Na crônica "O salário do medo", publicada em 18 de julho de 1987, observa: "O trabalho, se nos rouba o lazer de hoje, há de garantir, como em sementeira esplêndida, os frutos dos novos tempos. Se não podemos parar com mais tranqüilidade para examinar os contornos do horizonte iluminado pelo Sol do novo dia, outros hão de compor os poemas que não pudemos redigir. Porque graças a Deus nossas mãos estavam presas às ferramentas da responsabilidade. Na condução do arado que nos deixa sulcos para as sementes da própria vida".


Sobre o relevante papel do professor na sociedade, Isolino Siqueira escreve, na crônica "Não estamos sós", publicada em 16 de outubro de 1983: "Mas, meus amigos, o que é o professor senão aquele que repete as lições que soube vivenciar e, mais do que isto, fruto da pesquisa, da verificação, em verticalidade, de sua própria identidade diante do mundo e dos homens – autor de um molde onde se fundem outros retratos?".


E arremata, de forma brilhante: "Não estamos sós quando bem formados, quando recebemos definidas e definidoras lições de vida, e sentimos a segurança dos que se alimentaram, com proveito das palavras, dos livros, da ciência que se projeta do exemplo social dos homens. Não estamos sós quando aqui dentro, diante da cátedra da memória, podemos ouvir, de novo, a lição permanente de segurança e amor que nos garante o próprio procedimento".


Um dos textos mais comoventes, profundos e verdadeiros que já li, por exemplo, sobre amizade, é de Isolino Siqueira. Trata-se, convenhamos, de tema de difícil abordagem, quase tabu. Poucos se arriscam a escrever sobre o assunto, e raros são os que produzem textos com a inteligência, a graça e a beleza desse nosso cronista. Nosso mestre compôs, a respeito, uma das páginas mais humanas e emotivas e de enorme criatividade já estampadas na imprensa, por saber ser simples e direto, sincero e objetivo. Refiro-me, especificamente, à crônica "Amigos & Cia", da qual transcrevo os seguintes trechos:


"Tomo o lápis para fazer o rol de meus amigos. Por onde devo começar? São tantos os momentos e neles a prova de que a vida é permanente encontro. Por isso desisto. Acontece que gosto de muita gente e às mais das vezes pouco me importa saber se gostam naquela exata proporção à qual o cartesiano chama de equilíbrio. Há amigos, amigos chegados e amigos íntimos. Há os convivas da vida e os convivas da nossa vida. Aqueles que comem o pão e os que ajudam a amassar o trigo. Mas todos são agradáveis.
A flor do ipê dura um só dia. Naquele instante, na mesa do barzinho simpático, o bate-papo, o riso solto, a fofoca estimulante revelam no preciso momento o amigo. Não importa o minuto antes e menos ainda o minuto depois. Quem sabe nos vejamos nunca mais..."

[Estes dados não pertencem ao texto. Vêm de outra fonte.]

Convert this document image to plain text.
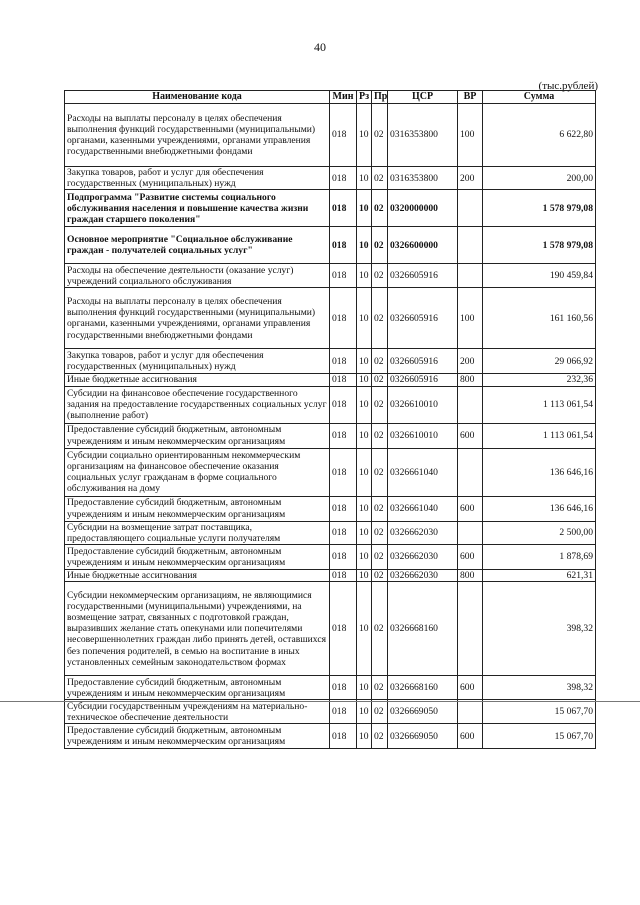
40
(тыс.рублей)
Наименование кода	Мин	Рз	Пр	ЦСР	ВР	Сумма
Расходы на выплаты персоналу в целях обеспечения выполнения функций государственными (муниципальными) органами, казенными учреждениями, органами управления государственными внебюджетными фондами	018	10	02	0316353800	100	6 622,80
Закупка товаров, работ и услуг для обеспечения государственных (муниципальных) нужд	018	10	02	0316353800	200	200,00
Подпрограмма "Развитие системы социального обслуживания населения и повышение качества жизни граждан старшего поколения"	018	10	02	0320000000		1 578 979,08
Основное мероприятие "Социальное обслуживание граждан - получателей социальных услуг"	018	10	02	0326600000		1 578 979,08
Расходы на обеспечение деятельности (оказание услуг) учреждений социального обслуживания	018	10	02	0326605916		190 459,84
Расходы на выплаты персоналу в целях обеспечения выполнения функций государственными (муниципальными) органами, казенными учреждениями, органами управления государственными внебюджетными фондами	018	10	02	0326605916	100	161 160,56
Закупка товаров, работ и услуг для обеспечения государственных (муниципальных) нужд	018	10	02	0326605916	200	29 066,92
Иные бюджетные ассигнования	018	10	02	0326605916	800	232,36
Субсидии на финансовое обеспечение государственного задания на предоставление государственных социальных услуг (выполнение работ)	018	10	02	0326610010		1 113 061,54
Предоставление субсидий бюджетным, автономным учреждениям и иным некоммерческим организациям	018	10	02	0326610010	600	1 113 061,54
Субсидии социально ориентированным некоммерческим организациям на финансовое обеспечение оказания социальных услуг гражданам в форме социального обслуживания на дому	018	10	02	0326661040		136 646,16
Предоставление субсидий бюджетным, автономным учреждениям и иным некоммерческим организациям	018	10	02	0326661040	600	136 646,16
Субсидии на возмещение затрат поставщика, предоставляющего социальные услуги получателям	018	10	02	0326662030		2 500,00
Предоставление субсидий бюджетным, автономным учреждениям и иным некоммерческим организациям	018	10	02	0326662030	600	1 878,69
Иные бюджетные ассигнования	018	10	02	0326662030	800	621,31
Субсидии некоммерческим организациям, не являющимися государственными (муниципальными) учреждениями, на возмещение затрат, связанных с подготовкой граждан, выразивших желание стать опекунами или попечителями несовершеннолетних граждан либо принять детей, оставшихся без попечения родителей, в семью на воспитание в иных установленных семейным законодательством формах	018	10	02	0326668160		398,32
Предоставление субсидий бюджетным, автономным учреждениям и иным некоммерческим организациям	018	10	02	0326668160	600	398,32
Субсидии государственным учреждениям на материально-техническое обеспечение деятельности	018	10	02	0326669050		15 067,70
Предоставление субсидий бюджетным, автономным учреждениям и иным некоммерческим организациям	018	10	02	0326669050	600	15 067,70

E prossegue: "Mas, há os amigos íntimos nos quais a gente se despeja e se despoja. Aquele que nos reserva um pouquinho mais do próprio coração. Nos olha nos olhos. É capaz de não esconder a primeira decepção e prefere cobrar-nos a verdade para garantir aquele gostoso afeto repartido. E porque se reparte se multiplica e assegura quase sempre a razão da própria vida. É aquele que não tem hora para chegar à sua casa e à sua tristeza. E que não pede para sentar à sua mesa".


Na crônica "A Rua", Isolino Siqueira escreve: "Assim como as casas têm alma, as ruas parecem familiares e cômodas, buliçosas e inquietas, coloridas como rosto infantil ou sérias, encarquilhadas nas ladeiras, abraçadas às árvores, embriagadas de perfume. As ruas têm destino. Começam em algum lugar, terminam na próxima esquina. E, têm nome. Há as ruas largas, como anca de mulher fértil e as estreitas como peito de tísico. Respiram e conversam e de repente dormem".


"E é gostoso provocá-las no silêncio da madrugada. Despertam nas janelas assustadas e espreguiçam-se e bocejam nas manhãs de tanta gente. Há ruas-avenidas, ruas-becos, as que se promovem e as que envelhecem. Cansam de tanto progresso. Algumas me convidam. Gosto de passar por elas. Outras não me olham com bons olhos. Não as evito mas ando depressa".


Em meio a centenas de textos, cada um melhor do que o outro, que li para elaborar estas reflexões, procurei uma oração decisiva, uma única, que caracterizasse, com total precisão, o estilo e a natureza das crônicas de Isolino Siqueira. Após intensa batalha interior, pois havia uma profusão desses exemplos, optei por uma citação, que deveria servir de lema, de dístico, de divisa para todo o intelectual que se preze. Diz: "É preciso amar tudo e todos, aqui e agora, por todos os séculos dos séculos, amém!".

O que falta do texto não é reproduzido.